La première édition connue du Moyen de Parvenir date de 1616. On dénombre pas moins d’une quarantaine d’éditions depuis.

Le livre a fait partie de la culture de l’honnête homme du XIXe siècle. On en trouve des réminiscences ou des citations chez Baudelaire et Théophile Gautier. Dans leur Journal, les frères Goncourt invoquent le style de Béroalde dès qu’ils rapportent une anecdote un peu leste. Alfred Jarry ne manque pas une occasion de citer ce « neveu de Rabelais » dans la Revue blanche.

Il n’est pas rare (le chercheur s’en félicite !) que les auteurs des dictionnaires de français du XVIe siècle choisissent justement dans le Moyen de parvenir les citations illustrant l’emploi de tel ou tel vocable ou expression. (Cf. notamment Dictionnaire de l’ancienne langue française et de ses dialectes du IXe au XVe siècle, Godefroy, et Dictionnaire de la langue française du seizième siècle, Huguet).
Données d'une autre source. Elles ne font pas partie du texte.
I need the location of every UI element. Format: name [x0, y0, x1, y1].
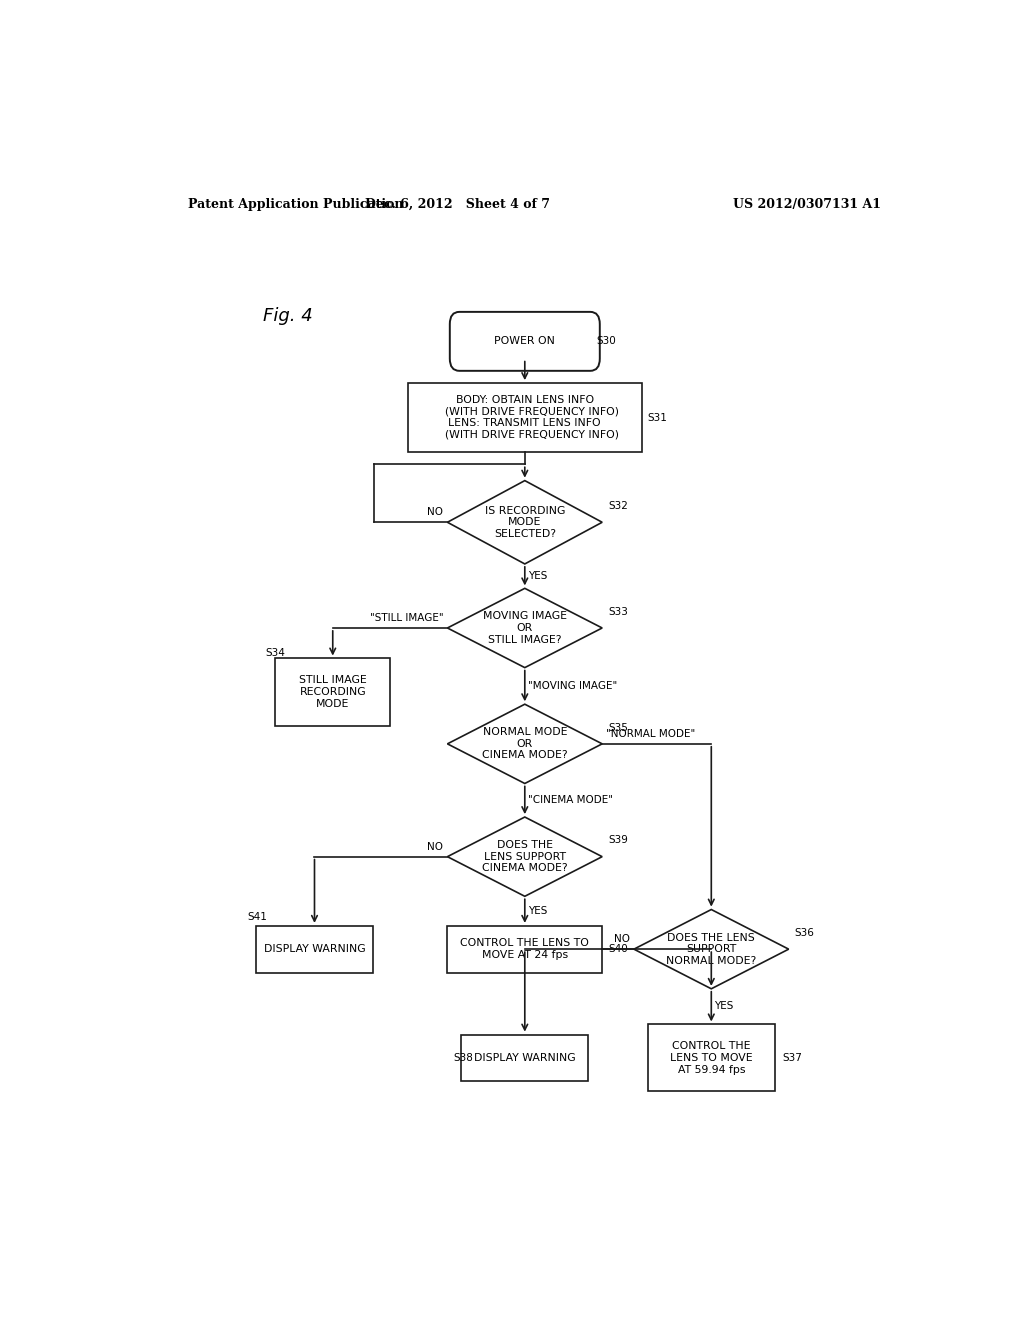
- Bar: [275, 659, 390, 726]
- Text: S38: S38: [454, 1053, 473, 1063]
- Text: S32: S32: [608, 502, 628, 511]
- FancyBboxPatch shape: [450, 312, 600, 371]
- Text: DISPLAY WARNING: DISPLAY WARNING: [474, 1053, 575, 1063]
- Text: S30: S30: [596, 337, 616, 346]
- Text: "CINEMA MODE": "CINEMA MODE": [528, 795, 613, 805]
- Text: BODY: OBTAIN LENS INFO
    (WITH DRIVE FREQUENCY INFO)
LENS: TRANSMIT LENS INFO
: BODY: OBTAIN LENS INFO (WITH DRIVE FREQU…: [431, 395, 618, 440]
- Text: S36: S36: [795, 928, 814, 939]
- Text: S35: S35: [608, 722, 628, 733]
- Text: S31: S31: [648, 413, 668, 422]
- Text: S41: S41: [247, 912, 267, 921]
- Text: CONTROL THE LENS TO
MOVE AT 24 fps: CONTROL THE LENS TO MOVE AT 24 fps: [461, 939, 589, 960]
- Text: NO: NO: [614, 935, 630, 944]
- Polygon shape: [447, 817, 602, 896]
- Polygon shape: [447, 704, 602, 784]
- Text: DOES THE
LENS SUPPORT
CINEMA MODE?: DOES THE LENS SUPPORT CINEMA MODE?: [482, 840, 567, 874]
- Text: DOES THE LENS
SUPPORT
NORMAL MODE?: DOES THE LENS SUPPORT NORMAL MODE?: [667, 932, 757, 966]
- Polygon shape: [634, 909, 788, 989]
- Text: Fig. 4: Fig. 4: [263, 308, 312, 325]
- Text: YES: YES: [528, 906, 548, 916]
- Text: S37: S37: [782, 1053, 803, 1063]
- Text: IS RECORDING
MODE
SELECTED?: IS RECORDING MODE SELECTED?: [484, 506, 565, 539]
- Text: "STILL IMAGE": "STILL IMAGE": [370, 612, 443, 623]
- Text: POWER ON: POWER ON: [495, 337, 555, 346]
- Bar: [447, 925, 602, 973]
- Text: STILL IMAGE
RECORDING
MODE: STILL IMAGE RECORDING MODE: [299, 676, 367, 709]
- Text: "NORMAL MODE": "NORMAL MODE": [606, 729, 695, 739]
- Bar: [256, 925, 373, 973]
- Text: Dec. 6, 2012   Sheet 4 of 7: Dec. 6, 2012 Sheet 4 of 7: [365, 198, 550, 211]
- Text: "MOVING IMAGE": "MOVING IMAGE": [528, 681, 617, 690]
- Polygon shape: [447, 480, 602, 564]
- Text: YES: YES: [528, 572, 548, 581]
- Text: S34: S34: [265, 648, 285, 659]
- Text: MOVING IMAGE
OR
STILL IMAGE?: MOVING IMAGE OR STILL IMAGE?: [482, 611, 567, 644]
- Text: NO: NO: [427, 507, 443, 517]
- Text: S39: S39: [608, 836, 628, 845]
- Text: NORMAL MODE
OR
CINEMA MODE?: NORMAL MODE OR CINEMA MODE?: [482, 727, 567, 760]
- Bar: [648, 1024, 775, 1092]
- Text: YES: YES: [715, 1001, 734, 1011]
- Text: S33: S33: [608, 607, 628, 616]
- Bar: [408, 383, 642, 453]
- Text: US 2012/0307131 A1: US 2012/0307131 A1: [732, 198, 881, 211]
- Bar: [461, 1035, 588, 1081]
- Text: DISPLAY WARNING: DISPLAY WARNING: [264, 944, 366, 954]
- Text: S40: S40: [608, 944, 628, 954]
- Polygon shape: [447, 589, 602, 668]
- Text: NO: NO: [427, 842, 443, 851]
- Text: CONTROL THE
LENS TO MOVE
AT 59.94 fps: CONTROL THE LENS TO MOVE AT 59.94 fps: [670, 1041, 753, 1074]
- Text: Patent Application Publication: Patent Application Publication: [187, 198, 403, 211]
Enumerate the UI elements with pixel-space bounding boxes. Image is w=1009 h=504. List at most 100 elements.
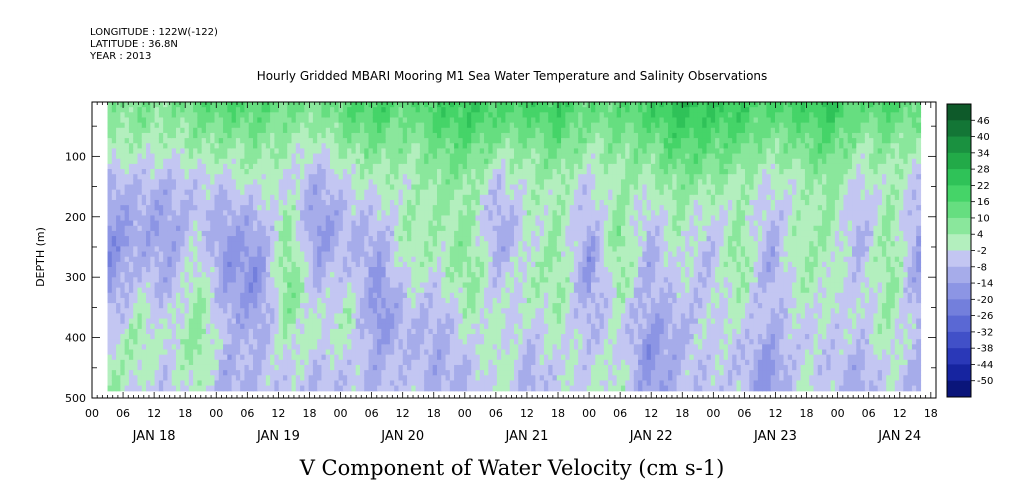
velocity-cell [133,364,139,371]
velocity-cell [484,375,489,382]
velocity-cell [312,323,318,330]
velocity-cell [265,148,271,155]
velocity-cell [227,225,233,232]
velocity-cell [432,143,438,150]
velocity-cell [368,163,374,170]
velocity-cell [389,230,395,237]
velocity-cell [415,230,421,237]
velocity-cell [201,225,207,232]
velocity-cell [462,380,468,387]
velocity-cell [351,230,357,237]
velocity-cell [411,117,417,124]
velocity-cell [193,251,198,258]
velocity-cell [325,138,331,144]
velocity-cell [231,323,237,330]
velocity-cell [334,354,340,361]
velocity-cell [372,241,378,247]
velocity-cell [334,385,340,392]
velocity-cell [364,364,370,371]
velocity-cell [462,277,468,284]
velocity-cell [368,339,374,345]
velocity-cell [466,308,472,315]
velocity-cell [402,277,408,284]
velocity-cell [428,318,434,325]
velocity-cell [402,215,408,222]
velocity-cell [475,328,481,335]
velocity-cell [291,359,297,366]
velocity-cell [342,334,348,340]
velocity-cell [462,303,468,309]
velocity-cell [295,179,301,186]
velocity-cell [124,380,130,387]
velocity-cell [338,236,344,242]
velocity-cell [184,225,190,232]
velocity-cell [137,370,143,376]
velocity-cell [278,241,284,247]
velocity-cell [402,138,408,144]
velocity-cell [158,127,164,134]
velocity-cell [479,359,485,366]
velocity-cell [116,158,121,165]
velocity-cell [300,323,305,330]
velocity-cell [248,370,254,376]
velocity-cell [441,158,447,165]
velocity-cell [218,194,224,201]
velocity-cell [308,364,314,371]
velocity-cell [137,169,143,175]
velocity-cell [184,339,190,345]
velocity-cell [253,225,258,232]
velocity-cell [287,339,293,345]
velocity-cell [338,153,344,160]
velocity-cell [261,163,267,170]
velocity-cell [188,282,194,289]
velocity-cell [274,210,280,217]
velocity-cell [184,210,190,217]
velocity-cell [111,359,117,366]
velocity-cell [253,205,258,211]
velocity-cell [355,236,361,242]
velocity-cell [133,251,139,258]
velocity-cell [389,287,395,294]
velocity-cell [150,292,156,299]
velocity-cell [175,318,181,325]
velocity-cell [334,241,340,247]
velocity-cell [141,153,147,160]
velocity-cell [479,241,485,247]
velocity-cell [479,328,485,335]
velocity-cell [124,303,130,309]
velocity-cell [458,246,464,253]
velocity-cell [351,297,357,304]
velocity-cell [398,153,404,160]
velocity-cell [342,349,348,356]
velocity-cell [261,349,267,356]
velocity-cell [355,220,361,227]
velocity-cell [407,107,412,113]
velocity-cell [180,297,186,304]
velocity-cell [240,241,246,247]
velocity-cell [175,313,181,320]
velocity-cell [205,375,211,382]
velocity-cell [355,179,361,186]
velocity-cell [432,189,438,196]
velocity-cell [197,308,203,315]
velocity-cell [368,112,374,119]
velocity-cell [124,308,130,315]
velocity-cell [479,272,485,278]
velocity-cell [377,364,382,371]
velocity-cell [120,339,126,345]
velocity-cell [475,127,481,134]
velocity-cell [257,261,263,268]
velocity-cell [227,313,233,320]
velocity-cell [175,148,181,155]
velocity-cell [372,205,378,211]
velocity-cell [244,364,250,371]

Le Moyen de parvenir a été l’objet de deux éditions universitaires récentes (1984, 1985), tandis qu’un colloque international était consacré à Béroalde en 1995. De nombreux articles paraissent régulièrement à son sujet.

Cependant, ce travail savant ne touche pas même le public cultivé, du fait des éditeurs concernés : universités ou maisons à tirages confidentiels et prix prohibitifs (Honoré Champion, par ex.).